AWS previews re:Invent; AI2's latest open-source AI

Presented by:

Welcome to Runtime! Today: As is tradition, AWS released all the news that won't make the re:Invent keynote ahead of time, the Allen Institute for AI introduces a powerful and truly open-source AI model, and the quote of the week.

(Was this email forwarded to you? Sign up here to get Runtime each week.)

Ship it

AWS "pre:Invent": It's almost time for AWS's largest event of the year, and despite the marathon speeches spread out across four days of AWS re:Invent there are always several announcements the company trickles out in the days leading up to the show that apparently didn't make the keynote cut. The Unofficial AWS News Feed does a great job of rounding up the dozens of updates and enhancements that have been released over the past couple of weeks, but a few stood out.

After years of complaints about its somewhat-hostile user interface, AWS is planning to upgrade the console in 2025 with a cleaner design. And S3 Express One Zone customers will be able to append new data to an existing object without having to overwrite the entire thing, which could have interesting implications for real-time applications or log data.

Microsoft hardware: Microsoft's last big event of the calendar year focused mainly on AI, because of course it did, but the company also introduced two interesting new additions to its family of custom data-center silicon. While the launch date was not specified, Microsoft Azure customers will soon be able to run workloads on the Azure Boost DPU, which borrows from a concept popularized by Nvidia that offloads demanding networking tasks on a specialized chip.

Microsoft also announced the Azure Integrated Hardware Security Module, which will work behind the scenes. “Azure Integrated HSM will be installed in every new server in Microsoft’s data centers starting next year to increase protection across Azure’s hardware fleet for both confidential and general-purpose workloads,” Microsoft said, according to TechCrunch.

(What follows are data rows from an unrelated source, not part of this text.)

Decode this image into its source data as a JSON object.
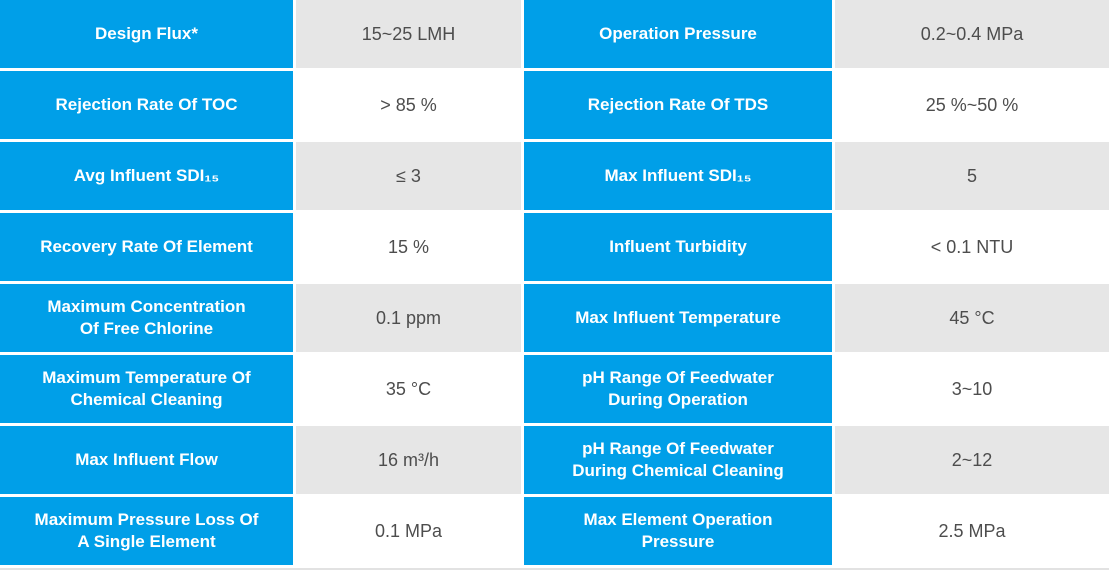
{
  "table": {
    "rows": [
      {
        "label_left": "Design Flux*",
        "value_left": "15~25 LMH",
        "label_right": "Operation Pressure",
        "value_right": "0.2~0.4 MPa"
      },
      {
        "label_left": "Rejection Rate Of TOC",
        "value_left": "> 85 %",
        "label_right": "Rejection Rate Of TDS",
        "value_right": "25 %~50 %"
      },
      {
        "label_left": "Avg Influent SDI₁₅",
        "value_left": "≤ 3",
        "label_right": "Max Influent SDI₁₅",
        "value_right": "5"
      },
      {
        "label_left": "Recovery Rate Of Element",
        "value_left": "15 %",
        "label_right": "Influent Turbidity",
        "value_right": "< 0.1 NTU"
      },
      {
        "label_left": "Maximum Concentration\nOf Free Chlorine",
        "value_left": "0.1 ppm",
        "label_right": "Max Influent Temperature",
        "value_right": "45 °C"
      },
      {
        "label_left": "Maximum Temperature Of\nChemical Cleaning",
        "value_left": "35 °C",
        "label_right": "pH Range Of Feedwater\nDuring Operation",
        "value_right": "3~10"
      },
      {
        "label_left": "Max Influent Flow",
        "value_left": "16 m³/h",
        "label_right": "pH Range Of Feedwater\nDuring Chemical Cleaning",
        "value_right": "2~12"
      },
      {
        "label_left": "Maximum Pressure Loss Of\nA Single Element",
        "value_left": "0.1 MPa",
        "label_right": "Max Element Operation\nPressure",
        "value_right": "2.5 MPa"
      }
    ]
  },
  "colors": {
    "label_cell_blue": "#009FE8",
    "value_cell_alt_gray": "#E6E6E6",
    "value_cell_white": "#FFFFFF",
    "value_text": "#4D4D4D",
    "label_text": "#FFFFFF",
    "bottom_divider": "#E2E2E2"
  }
}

Open for business: So long as Meta plays fast and loose with the concept of "open-source AI," the term doesn't seem like it will carry as much weight in the generative AI era as it did during the cloud buildout over the last decade. But the Allen Institute for AI, or AI2, is committed to developing AI models that researchers can pick apart to understand their inner workings, and unveiled a new model this week that appears to be competitive with some of the best closed-source models.

The OpenScholar model, built in collaboration with the University of Washington, was designed "to help scientists effectively navigate and synthesize scientific literature," AI2's Akari Asai said in a blog post. The model outperformed OpenAI's GPT-4 and Meta's Llama 3.1 70B, and "to our knowledge, this is the first open release of a complete pipeline for a scientific assistant LM, from data to training recipes to model checkpoints," Asai wrote.

Howdy partners: They're often overlooked, but any enterprise tech company that has reached a certain size will tell you that partners and resellers are an extremely important part of how they sell their technology to business customers. That's especially true in the generative AI era, which doesn't come as naturally to a lot of businesses as regular application development, and Google Cloud introduced a new service this week to help partners build AI agents for end customers.

AI Agent Space will be a section of the Google Cloud Marketplace that lets companies find AI agents built by Google's partners, which include consulting firms and system integrators. Google will also incentivize partners to create AI agents with "product support, marketing amplification, and co-selling opportunities," it said in a blog post.

AI in the BBQ heartland: After spinning off from Russia's Yandex earlier this year, Nebius is ready to bring its AI infrastructure services to the U.S. It announced plans this week to launch a GPU cluster in Kansas City, Miss., early next year with capacity to run up to 35,000 GPUs.

Nebius enters a crowded market for GPU services in the U.S., well behind specialized providers like CoreWeave and Lambda Labs as well as the Big Three cloud providers. It's betting on a unique infrastructure stack built around Nvidia's technology that blends hardware and several internally developed managed services for observability and Apache Spark.

A MESSAGE FROM HEROKU

Twelve-Factor app definition is now open source and looking for your perspective to update the factors, examples, and reference implementations.

Read the blog.

Stat of the week

The best time to start planning for a serious cybersecurity incident was yesterday, because bouncing back takes most companies longer than they think. The average company thinks it will take 5.85 months to recover from an incident by restoring backups and implementing stronger policies, but it actually takes 7.34 months, according to a survey conducted by Fastly.

Quote of the week

"I don't think there's going to be a huge amount of model companies. I think the reality is setting that one, it is expensive to build models, and second, it is harder to even monetize, right?" — ServiceNow's Amit Zavery, asked about looming consolidation among AI model startups, seems to be waiting for the dust to settle.

The Runtime roundup

AWS plowed $4 billion more into Anthropic, which in return declared AWS "our primary cloud and training partner" and pledged to collaborate on the development of future versions of its Trainium AI processor.

AT&T and Broadcom settled their dispute over VMware pricing changes, but details were not released.